Lovers of anything with "cloud computing" or "software as a service" in its description will have plenty to chew on shortly:
1) Paylocity (PCTY), cloud-based payroll and human capital management software;
2) Rubicon Project (RUBI), a digital ad exchange that exists in between publishers of websites and buyers of advertising;
3) Castlight Health (CSLT), a platform to help employers who want to become self-insured. This company is being carefully watched: they have less than $20 million in revenue, but may open with a $1 billion market cap. One of the co-founders (Todd Park) was a co-founder of athenahealth;
4) Amber Road (AMBR), cloud-based global trade management software;
5) Q2 Holdings (QTWO), cloud-based virtual banking software;
6) Rimini Street (RMNI), enterprise software support services;
7) Aerohive Holdings (HIVE), cloud-based WiFi and routing products;
8) Borderfree (BRDR), e-commerce software to U.S. retailers to market and sell to customers worldwide;
9) 2U (TWOU), a cloud-based software for online educational content; and
10) A10 Networks (ATEN), network technology that optimizes data center performance.

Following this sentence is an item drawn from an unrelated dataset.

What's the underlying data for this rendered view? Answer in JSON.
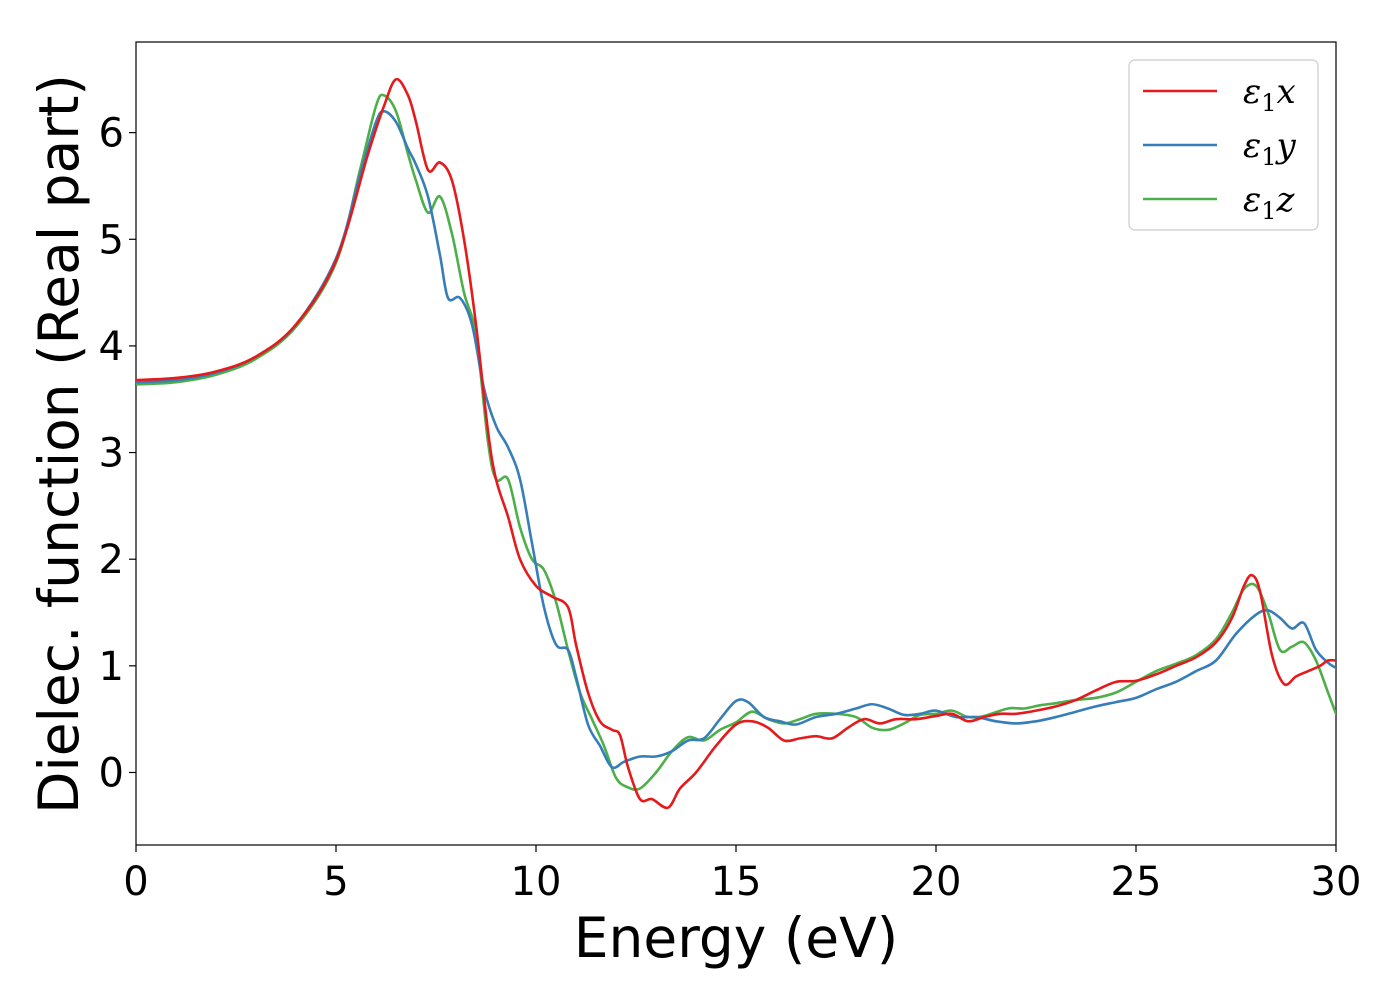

There are also a small group of non-tech companies that will go public, including:
1) La Quinta Holdings (LQ) one of the largest budget hotel operators in the U.S., which is backed by Blackstone;
2) Ally Financial (ALLY), the leading global auto finance company, formerly a unit of GMAC, which filed for a $500 million offering way back in 2011 and may finally be ready to go public.
These are only those who have already filed S-1's indicating they will likely go public shortly. The NYSE has prepared dozens of pitches to companies that are looking to go public, but have not yet filed a public S-1.